La Corde raide, Richard Tuggle (1984)

Wes Block (Clint Eastwood) est policier à la Nouvelle Orléans. Il enquête sur une série de viols suivis de meurtres. Le jour, Wes Block est un bon père de famille qui s’occupe de ses deux filles (dont l’une est incarnée par la fille de l’acteur, Allison Eastwood) et récupère tous les chiens errants du quartier. La nuit, Wes se perd dans le quartier rouge de la Nouvelle Orléans où il explore les coins les plus sombres de sa sexualité (domination, soumission, et peut-être même bisexualité, comme c’est suggéré dans la scène du bar gay). Au fur et à mesure que son enquête avance, les soupçons se concentrent un peu plus sur lui, d’autant qu’il a eu une liaison éphémère avec une des jeunes victimes.

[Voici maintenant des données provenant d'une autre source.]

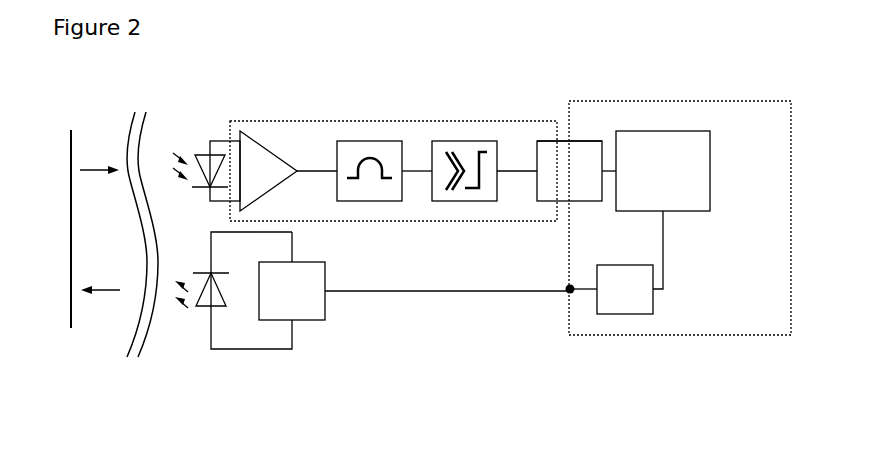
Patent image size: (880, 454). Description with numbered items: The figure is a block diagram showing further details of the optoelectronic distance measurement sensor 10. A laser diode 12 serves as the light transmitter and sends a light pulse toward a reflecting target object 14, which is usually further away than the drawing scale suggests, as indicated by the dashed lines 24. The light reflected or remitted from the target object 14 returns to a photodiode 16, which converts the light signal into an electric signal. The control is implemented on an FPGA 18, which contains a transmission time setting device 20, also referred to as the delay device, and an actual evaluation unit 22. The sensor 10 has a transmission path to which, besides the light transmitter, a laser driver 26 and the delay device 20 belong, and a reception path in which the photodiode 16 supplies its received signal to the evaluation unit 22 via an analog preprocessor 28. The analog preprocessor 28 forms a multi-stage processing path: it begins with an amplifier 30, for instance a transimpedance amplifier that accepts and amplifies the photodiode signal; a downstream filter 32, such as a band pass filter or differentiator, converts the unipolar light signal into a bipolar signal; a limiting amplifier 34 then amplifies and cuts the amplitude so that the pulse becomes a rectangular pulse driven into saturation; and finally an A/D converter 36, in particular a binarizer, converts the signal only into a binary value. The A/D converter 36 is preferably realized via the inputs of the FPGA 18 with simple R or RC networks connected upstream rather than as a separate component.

The sensor 10 is at (393, 113).
The laser diode 12 is at (233, 310).
The target object 14 is at (55, 254).
The photodiode 16 is at (204, 150).
The FPGA 18 is at (680, 198).
The transmission time setting device 20 is at (616, 299).
The evaluation unit 22 is at (661, 141).
The dashed lines 24 is at (122, 223).
The laser driver 26 is at (414, 305).
The analog preprocessor 28 is at (568, 96).
The amplifier 30 is at (288, 146).
The filter 32 is at (384, 141).
The limiting amplifier 34 is at (484, 141).
The A/D converter 36 is at (560, 141).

Clint Eastwood, acteur, a toujours aimé les rôles ambigus, chez Don Siegel (L’Inspecteur Harry, Les Proies), dans ses propres réalisations (L’Homme des hautes-plaines, Impitoyable). Cette ambiguïté a souvent tourné autour des notions de violence légitime. Dans La Corde raide (tourné un an à peine après Le Retour de l’inspecteur Harry où il était aussi question de viols), il explore la sexualité déviante d’un père de famille, flirtant sans cesse avec les questions « qu’est-ce qui est légal ? » « qu’est-ce qui est moral ? ». Le film est très fort. Y compris dans l’idylle qui se dessine entre Wes (flic macho, par essence) et la défenseuse des droits des femmes Beryl Thibodeaux (Genevieve Bujold, magnifique). Comment ces deux-là peuvent-ils se rapprocher ? Peut-être parce que Wes, malgré ses apparences de flic insubmersible, est un homme perdu, ou du moins fragile qui, paradoxalement, a besoin de tendresse (il en est ouvertement question, au cours d’un dialogue). Peut-être parce que Beryl aime trop les hommes pour ne pas savoir comment se protéger de leurs plus sombres pulsions.

41 ans après sa sortie, La Corde raide reste un excellent polar, bien moite, presque perturbant. Évidemment, la Nouvelle Orléans n’a pas été choisie au hasard.